The probe came at the behest of Khairuddin Abu Hassan, a former senior member of Najib’s ruling party United Malays United Organisation (UMNO) who was fired earlier this year. Khairuddin said that four “highly questionable” companies linked to the Prime Minister made the deposits at a Hong Kong office of the bank Credit Suisse.
Since his dismissal earlier this year, Khairuddin has been an outspoken critic of Najib, who a Wall Street Journal article alleges received around $700 million from a state development fund called 1 Malaysia Development Berhad (1MDB). The fund is currently some $11 billion in debt.

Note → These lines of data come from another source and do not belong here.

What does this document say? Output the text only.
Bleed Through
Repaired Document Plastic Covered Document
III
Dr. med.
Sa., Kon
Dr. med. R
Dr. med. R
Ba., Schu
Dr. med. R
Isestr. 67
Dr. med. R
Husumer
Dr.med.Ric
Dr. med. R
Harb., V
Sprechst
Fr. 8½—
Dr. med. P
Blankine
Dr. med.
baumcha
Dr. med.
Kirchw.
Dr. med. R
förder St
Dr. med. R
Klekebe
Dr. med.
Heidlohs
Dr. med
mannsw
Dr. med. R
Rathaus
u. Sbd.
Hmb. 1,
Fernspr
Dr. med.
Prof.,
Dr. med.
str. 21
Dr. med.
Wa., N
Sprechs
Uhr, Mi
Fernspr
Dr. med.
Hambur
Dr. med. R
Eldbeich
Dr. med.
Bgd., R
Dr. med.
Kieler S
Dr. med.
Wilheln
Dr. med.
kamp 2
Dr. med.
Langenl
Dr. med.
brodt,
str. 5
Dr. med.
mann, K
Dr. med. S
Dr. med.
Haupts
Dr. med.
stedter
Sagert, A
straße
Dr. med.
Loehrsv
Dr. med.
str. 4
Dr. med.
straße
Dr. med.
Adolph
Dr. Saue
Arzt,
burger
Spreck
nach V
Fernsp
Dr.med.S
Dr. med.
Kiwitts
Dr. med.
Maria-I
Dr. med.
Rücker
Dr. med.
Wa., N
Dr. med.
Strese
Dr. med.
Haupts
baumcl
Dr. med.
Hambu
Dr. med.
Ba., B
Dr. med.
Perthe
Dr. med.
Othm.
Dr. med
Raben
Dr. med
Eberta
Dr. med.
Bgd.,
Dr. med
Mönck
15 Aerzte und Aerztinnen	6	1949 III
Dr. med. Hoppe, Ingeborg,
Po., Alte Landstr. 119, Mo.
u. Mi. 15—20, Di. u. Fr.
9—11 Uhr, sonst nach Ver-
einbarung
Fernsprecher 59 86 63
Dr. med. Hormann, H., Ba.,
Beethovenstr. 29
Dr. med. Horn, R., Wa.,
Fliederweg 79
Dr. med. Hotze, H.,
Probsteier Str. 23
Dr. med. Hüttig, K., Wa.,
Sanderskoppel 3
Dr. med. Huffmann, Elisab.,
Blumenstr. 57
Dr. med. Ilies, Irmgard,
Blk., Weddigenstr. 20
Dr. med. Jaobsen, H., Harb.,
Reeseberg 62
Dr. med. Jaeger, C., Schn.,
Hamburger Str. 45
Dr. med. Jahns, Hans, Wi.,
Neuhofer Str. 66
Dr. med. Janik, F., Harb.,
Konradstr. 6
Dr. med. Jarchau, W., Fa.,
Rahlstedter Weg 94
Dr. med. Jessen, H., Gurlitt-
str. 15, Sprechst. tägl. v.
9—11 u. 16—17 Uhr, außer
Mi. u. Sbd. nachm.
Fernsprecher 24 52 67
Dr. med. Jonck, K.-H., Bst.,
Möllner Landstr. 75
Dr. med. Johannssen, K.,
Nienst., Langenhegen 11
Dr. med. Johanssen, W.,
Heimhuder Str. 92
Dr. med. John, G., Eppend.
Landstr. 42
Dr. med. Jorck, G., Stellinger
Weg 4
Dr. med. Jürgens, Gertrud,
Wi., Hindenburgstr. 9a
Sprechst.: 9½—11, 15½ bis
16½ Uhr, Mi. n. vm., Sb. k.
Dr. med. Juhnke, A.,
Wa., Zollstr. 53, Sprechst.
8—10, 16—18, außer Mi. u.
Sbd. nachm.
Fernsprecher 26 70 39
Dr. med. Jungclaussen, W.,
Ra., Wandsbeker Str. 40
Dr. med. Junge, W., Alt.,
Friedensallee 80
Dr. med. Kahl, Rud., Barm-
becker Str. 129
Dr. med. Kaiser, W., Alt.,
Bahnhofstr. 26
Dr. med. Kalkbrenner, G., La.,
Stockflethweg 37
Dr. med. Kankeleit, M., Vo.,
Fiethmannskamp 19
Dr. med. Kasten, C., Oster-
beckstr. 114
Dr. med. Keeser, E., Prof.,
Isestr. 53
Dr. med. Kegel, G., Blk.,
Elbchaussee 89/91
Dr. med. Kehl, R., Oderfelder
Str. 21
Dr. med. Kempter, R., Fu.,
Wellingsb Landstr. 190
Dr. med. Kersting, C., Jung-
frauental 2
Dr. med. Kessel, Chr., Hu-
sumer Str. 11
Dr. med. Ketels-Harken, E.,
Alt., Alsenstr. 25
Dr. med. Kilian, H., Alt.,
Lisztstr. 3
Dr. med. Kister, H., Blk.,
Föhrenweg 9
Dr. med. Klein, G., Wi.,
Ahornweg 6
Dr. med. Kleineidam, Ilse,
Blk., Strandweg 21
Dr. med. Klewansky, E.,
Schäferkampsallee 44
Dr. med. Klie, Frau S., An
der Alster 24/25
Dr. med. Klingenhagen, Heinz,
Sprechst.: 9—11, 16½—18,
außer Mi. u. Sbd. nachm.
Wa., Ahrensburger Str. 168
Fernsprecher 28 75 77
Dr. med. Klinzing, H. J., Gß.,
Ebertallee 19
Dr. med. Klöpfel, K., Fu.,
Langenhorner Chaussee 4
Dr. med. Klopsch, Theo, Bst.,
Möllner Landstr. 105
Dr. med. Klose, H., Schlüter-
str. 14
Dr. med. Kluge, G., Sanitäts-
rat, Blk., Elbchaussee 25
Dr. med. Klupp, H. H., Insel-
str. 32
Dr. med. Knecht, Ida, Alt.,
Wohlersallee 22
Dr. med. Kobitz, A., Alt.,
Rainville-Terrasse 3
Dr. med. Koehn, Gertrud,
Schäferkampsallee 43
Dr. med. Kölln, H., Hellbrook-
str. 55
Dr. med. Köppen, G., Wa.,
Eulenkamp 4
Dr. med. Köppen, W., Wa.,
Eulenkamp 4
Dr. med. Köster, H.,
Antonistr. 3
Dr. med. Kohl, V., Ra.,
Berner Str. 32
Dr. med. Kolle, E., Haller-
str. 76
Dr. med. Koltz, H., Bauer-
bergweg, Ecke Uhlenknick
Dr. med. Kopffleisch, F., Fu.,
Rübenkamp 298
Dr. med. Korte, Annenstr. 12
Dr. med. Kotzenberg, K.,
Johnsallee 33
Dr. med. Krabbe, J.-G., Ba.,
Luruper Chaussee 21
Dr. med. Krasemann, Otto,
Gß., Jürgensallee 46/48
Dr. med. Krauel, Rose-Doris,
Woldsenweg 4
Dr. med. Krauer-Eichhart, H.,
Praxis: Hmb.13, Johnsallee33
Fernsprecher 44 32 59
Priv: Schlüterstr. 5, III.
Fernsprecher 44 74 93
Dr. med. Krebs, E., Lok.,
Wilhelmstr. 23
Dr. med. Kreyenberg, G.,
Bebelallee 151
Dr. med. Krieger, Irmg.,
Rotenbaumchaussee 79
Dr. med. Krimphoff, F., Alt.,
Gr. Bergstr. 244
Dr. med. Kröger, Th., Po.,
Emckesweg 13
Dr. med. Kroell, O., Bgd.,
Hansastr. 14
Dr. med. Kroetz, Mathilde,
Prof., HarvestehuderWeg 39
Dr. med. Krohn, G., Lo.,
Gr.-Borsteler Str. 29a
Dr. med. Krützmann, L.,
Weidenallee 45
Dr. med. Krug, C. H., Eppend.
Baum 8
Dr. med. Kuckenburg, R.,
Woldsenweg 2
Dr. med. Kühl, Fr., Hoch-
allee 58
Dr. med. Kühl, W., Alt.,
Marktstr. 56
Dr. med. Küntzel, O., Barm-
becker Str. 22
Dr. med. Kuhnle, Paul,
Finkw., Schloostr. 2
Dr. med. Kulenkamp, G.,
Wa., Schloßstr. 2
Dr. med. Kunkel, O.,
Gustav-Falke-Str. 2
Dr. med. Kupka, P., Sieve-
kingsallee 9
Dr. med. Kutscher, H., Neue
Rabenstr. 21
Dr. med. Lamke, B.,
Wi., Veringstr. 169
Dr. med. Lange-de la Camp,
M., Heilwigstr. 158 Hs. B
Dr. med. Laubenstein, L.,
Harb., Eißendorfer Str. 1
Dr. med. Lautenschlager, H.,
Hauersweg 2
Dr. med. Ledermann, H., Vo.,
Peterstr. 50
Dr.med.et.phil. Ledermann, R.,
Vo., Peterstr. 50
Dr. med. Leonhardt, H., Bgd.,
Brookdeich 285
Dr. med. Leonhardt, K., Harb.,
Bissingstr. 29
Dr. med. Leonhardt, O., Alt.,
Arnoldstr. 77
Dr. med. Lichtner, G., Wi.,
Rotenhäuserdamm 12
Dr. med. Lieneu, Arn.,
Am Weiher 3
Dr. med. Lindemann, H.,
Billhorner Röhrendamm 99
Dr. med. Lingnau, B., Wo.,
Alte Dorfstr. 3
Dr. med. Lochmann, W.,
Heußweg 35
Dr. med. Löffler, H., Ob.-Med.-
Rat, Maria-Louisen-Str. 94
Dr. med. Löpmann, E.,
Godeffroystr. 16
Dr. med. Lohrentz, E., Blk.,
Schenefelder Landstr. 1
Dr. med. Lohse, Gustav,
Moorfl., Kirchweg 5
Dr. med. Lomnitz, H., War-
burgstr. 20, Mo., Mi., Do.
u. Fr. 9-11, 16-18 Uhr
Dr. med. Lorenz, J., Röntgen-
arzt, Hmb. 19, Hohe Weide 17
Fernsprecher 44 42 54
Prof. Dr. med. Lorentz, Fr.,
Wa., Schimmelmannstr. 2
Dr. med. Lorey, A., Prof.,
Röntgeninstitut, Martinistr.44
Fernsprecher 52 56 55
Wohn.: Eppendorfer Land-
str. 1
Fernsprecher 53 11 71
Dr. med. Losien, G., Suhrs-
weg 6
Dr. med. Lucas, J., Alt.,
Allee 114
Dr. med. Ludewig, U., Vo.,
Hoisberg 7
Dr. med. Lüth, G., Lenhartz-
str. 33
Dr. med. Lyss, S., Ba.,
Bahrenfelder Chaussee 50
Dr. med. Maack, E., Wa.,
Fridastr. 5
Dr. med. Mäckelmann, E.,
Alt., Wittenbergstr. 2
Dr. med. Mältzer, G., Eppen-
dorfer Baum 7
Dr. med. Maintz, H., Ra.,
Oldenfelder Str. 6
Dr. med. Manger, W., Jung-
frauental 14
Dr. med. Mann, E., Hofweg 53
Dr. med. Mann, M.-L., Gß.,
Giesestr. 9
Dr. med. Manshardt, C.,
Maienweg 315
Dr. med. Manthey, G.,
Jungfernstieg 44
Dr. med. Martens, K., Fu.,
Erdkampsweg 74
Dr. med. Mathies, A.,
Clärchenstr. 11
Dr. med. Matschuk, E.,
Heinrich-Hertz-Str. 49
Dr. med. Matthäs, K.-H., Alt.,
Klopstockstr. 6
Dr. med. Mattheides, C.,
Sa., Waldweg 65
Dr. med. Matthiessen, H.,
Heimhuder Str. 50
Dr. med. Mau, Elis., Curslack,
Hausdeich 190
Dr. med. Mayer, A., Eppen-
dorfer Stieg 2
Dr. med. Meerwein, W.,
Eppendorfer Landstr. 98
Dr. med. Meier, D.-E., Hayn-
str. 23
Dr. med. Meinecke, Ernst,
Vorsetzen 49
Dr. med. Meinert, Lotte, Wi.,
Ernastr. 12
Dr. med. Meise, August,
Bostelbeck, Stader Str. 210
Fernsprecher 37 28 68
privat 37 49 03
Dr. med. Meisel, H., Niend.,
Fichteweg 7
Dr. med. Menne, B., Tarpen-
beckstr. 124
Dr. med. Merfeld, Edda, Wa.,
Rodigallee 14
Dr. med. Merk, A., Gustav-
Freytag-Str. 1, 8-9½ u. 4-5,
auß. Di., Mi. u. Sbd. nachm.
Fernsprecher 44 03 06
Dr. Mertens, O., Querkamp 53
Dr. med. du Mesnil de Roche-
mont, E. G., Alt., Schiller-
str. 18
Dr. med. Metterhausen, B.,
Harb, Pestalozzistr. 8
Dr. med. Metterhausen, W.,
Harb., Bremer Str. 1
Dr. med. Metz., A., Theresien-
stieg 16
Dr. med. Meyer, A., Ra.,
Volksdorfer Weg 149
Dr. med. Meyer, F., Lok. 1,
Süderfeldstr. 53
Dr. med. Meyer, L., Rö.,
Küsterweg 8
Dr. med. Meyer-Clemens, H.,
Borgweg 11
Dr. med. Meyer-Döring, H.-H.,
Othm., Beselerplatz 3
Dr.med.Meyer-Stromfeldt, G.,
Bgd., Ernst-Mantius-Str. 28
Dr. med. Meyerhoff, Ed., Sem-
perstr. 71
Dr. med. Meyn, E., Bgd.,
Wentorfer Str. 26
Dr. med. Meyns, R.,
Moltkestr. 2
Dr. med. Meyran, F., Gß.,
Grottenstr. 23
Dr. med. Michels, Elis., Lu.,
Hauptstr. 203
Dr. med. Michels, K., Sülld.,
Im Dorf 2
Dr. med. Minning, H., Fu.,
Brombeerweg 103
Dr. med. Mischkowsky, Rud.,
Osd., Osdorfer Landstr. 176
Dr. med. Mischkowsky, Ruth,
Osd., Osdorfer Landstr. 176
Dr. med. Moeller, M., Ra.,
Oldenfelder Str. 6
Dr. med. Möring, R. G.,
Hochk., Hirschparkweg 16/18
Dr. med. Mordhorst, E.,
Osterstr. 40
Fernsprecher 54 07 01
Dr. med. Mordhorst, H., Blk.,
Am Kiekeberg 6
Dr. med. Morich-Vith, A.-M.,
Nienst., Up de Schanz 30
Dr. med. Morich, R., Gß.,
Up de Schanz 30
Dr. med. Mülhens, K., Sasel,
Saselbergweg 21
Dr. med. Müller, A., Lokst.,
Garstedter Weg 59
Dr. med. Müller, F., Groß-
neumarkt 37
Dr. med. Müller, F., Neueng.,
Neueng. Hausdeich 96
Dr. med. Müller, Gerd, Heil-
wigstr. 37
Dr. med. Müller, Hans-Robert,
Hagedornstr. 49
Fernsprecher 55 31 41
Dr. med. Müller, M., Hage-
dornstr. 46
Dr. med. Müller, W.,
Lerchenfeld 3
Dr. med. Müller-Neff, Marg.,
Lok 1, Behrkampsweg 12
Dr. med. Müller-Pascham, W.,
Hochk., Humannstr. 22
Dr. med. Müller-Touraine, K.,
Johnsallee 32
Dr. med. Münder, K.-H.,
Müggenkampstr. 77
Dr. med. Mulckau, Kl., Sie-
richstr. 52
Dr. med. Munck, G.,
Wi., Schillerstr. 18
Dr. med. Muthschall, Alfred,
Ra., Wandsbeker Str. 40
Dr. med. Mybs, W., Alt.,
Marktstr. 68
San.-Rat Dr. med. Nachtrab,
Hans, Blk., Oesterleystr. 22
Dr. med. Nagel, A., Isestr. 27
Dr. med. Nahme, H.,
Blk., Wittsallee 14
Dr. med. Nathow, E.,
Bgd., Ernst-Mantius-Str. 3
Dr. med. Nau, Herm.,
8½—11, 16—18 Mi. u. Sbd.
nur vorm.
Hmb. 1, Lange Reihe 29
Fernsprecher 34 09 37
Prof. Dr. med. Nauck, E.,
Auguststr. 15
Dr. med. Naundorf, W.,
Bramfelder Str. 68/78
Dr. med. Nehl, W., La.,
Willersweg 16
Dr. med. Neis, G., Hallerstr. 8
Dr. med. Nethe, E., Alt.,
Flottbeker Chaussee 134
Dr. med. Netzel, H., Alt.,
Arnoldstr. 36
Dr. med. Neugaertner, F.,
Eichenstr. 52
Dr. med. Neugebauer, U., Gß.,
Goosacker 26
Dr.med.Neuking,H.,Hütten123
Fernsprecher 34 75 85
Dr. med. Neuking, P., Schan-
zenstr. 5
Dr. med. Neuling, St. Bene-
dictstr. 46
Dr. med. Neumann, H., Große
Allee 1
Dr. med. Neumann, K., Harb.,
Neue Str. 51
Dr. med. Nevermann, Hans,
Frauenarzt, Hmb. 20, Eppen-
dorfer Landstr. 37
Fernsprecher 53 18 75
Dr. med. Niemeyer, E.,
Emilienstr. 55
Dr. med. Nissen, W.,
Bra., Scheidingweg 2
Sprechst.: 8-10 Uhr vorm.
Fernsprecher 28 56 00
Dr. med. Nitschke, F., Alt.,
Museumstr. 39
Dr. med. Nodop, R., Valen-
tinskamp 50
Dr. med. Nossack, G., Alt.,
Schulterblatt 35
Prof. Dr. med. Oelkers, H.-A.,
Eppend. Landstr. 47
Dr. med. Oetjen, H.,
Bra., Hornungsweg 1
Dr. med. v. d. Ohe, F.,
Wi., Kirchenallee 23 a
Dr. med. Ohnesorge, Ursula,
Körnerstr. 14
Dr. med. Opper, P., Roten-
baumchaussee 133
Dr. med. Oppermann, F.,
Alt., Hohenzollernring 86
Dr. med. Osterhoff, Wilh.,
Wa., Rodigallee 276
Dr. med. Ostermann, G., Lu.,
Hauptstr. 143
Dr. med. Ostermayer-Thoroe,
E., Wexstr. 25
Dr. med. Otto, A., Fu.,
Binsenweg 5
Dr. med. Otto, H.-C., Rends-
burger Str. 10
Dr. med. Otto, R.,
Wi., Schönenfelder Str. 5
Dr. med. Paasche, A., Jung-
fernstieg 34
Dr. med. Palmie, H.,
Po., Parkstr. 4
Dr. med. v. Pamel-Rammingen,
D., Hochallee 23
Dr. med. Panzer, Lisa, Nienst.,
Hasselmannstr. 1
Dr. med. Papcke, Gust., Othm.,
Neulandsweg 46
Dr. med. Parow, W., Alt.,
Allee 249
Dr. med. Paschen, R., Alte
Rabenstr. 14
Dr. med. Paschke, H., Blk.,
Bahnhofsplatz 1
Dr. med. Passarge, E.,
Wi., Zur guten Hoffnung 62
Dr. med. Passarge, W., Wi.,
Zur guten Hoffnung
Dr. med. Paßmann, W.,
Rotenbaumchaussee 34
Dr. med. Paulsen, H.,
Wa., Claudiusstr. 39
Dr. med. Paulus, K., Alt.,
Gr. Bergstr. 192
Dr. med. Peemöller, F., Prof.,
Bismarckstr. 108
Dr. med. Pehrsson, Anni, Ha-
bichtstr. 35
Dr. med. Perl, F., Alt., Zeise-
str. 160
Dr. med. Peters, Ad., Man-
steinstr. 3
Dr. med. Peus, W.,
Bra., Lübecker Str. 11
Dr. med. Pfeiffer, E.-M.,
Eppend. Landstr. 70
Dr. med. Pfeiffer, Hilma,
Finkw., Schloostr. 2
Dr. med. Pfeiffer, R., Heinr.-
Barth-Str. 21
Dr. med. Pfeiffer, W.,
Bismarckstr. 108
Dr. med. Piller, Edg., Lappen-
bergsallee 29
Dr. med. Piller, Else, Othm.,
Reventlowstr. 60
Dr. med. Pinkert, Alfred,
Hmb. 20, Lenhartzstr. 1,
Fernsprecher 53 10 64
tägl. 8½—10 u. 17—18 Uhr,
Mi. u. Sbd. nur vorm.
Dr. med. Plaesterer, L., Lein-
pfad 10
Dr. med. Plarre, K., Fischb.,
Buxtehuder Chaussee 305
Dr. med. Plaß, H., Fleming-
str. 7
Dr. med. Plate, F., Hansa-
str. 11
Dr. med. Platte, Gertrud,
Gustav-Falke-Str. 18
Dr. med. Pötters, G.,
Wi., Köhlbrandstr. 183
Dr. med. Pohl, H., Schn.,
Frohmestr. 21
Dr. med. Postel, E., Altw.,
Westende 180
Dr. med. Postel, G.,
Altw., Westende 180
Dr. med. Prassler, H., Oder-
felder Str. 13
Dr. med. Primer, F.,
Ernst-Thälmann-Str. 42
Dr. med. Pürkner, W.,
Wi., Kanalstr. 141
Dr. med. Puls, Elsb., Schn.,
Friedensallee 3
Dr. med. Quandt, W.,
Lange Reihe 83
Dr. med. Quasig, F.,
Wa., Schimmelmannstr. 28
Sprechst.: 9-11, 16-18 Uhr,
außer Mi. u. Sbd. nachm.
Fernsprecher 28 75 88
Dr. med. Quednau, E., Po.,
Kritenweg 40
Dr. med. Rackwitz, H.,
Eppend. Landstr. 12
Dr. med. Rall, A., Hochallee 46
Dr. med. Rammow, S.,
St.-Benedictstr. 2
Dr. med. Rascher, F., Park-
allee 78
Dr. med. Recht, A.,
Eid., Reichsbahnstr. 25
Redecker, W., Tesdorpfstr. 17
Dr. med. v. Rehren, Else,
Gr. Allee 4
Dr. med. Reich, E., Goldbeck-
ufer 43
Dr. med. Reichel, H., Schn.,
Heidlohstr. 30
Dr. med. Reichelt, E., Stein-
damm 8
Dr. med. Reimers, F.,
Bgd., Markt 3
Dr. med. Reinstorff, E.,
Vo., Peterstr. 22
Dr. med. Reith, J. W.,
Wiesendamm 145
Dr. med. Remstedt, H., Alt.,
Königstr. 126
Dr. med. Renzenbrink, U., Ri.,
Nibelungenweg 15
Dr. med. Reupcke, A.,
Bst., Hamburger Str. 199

The Prime Minister has repeatedly denied the Journal’s allegations, insisting the funds in his personal accounts were a gift from a Middle Eastern benefactor. The government has dismissed Khairuddin’s police case in Hong Kong as “false and politically motivated.”
“The prime minister does not control any Credit Suisse bank accounts in Hong Kong, whether in his name or the name of the companies mentioned,” a spokesman for Najib’s office said in a statement.
Hong Kong police have confirmed an investigation is under way, according to the Financial Times.
In an email to TIME on Friday afternoon, a Credit Suisse representative in Hong Kong said that “as a general policy” the bank would not say whether it had ties to the companies listed by Khairuddin, or if it was involved in an investigation, though it would cooperate with any probe that was launched.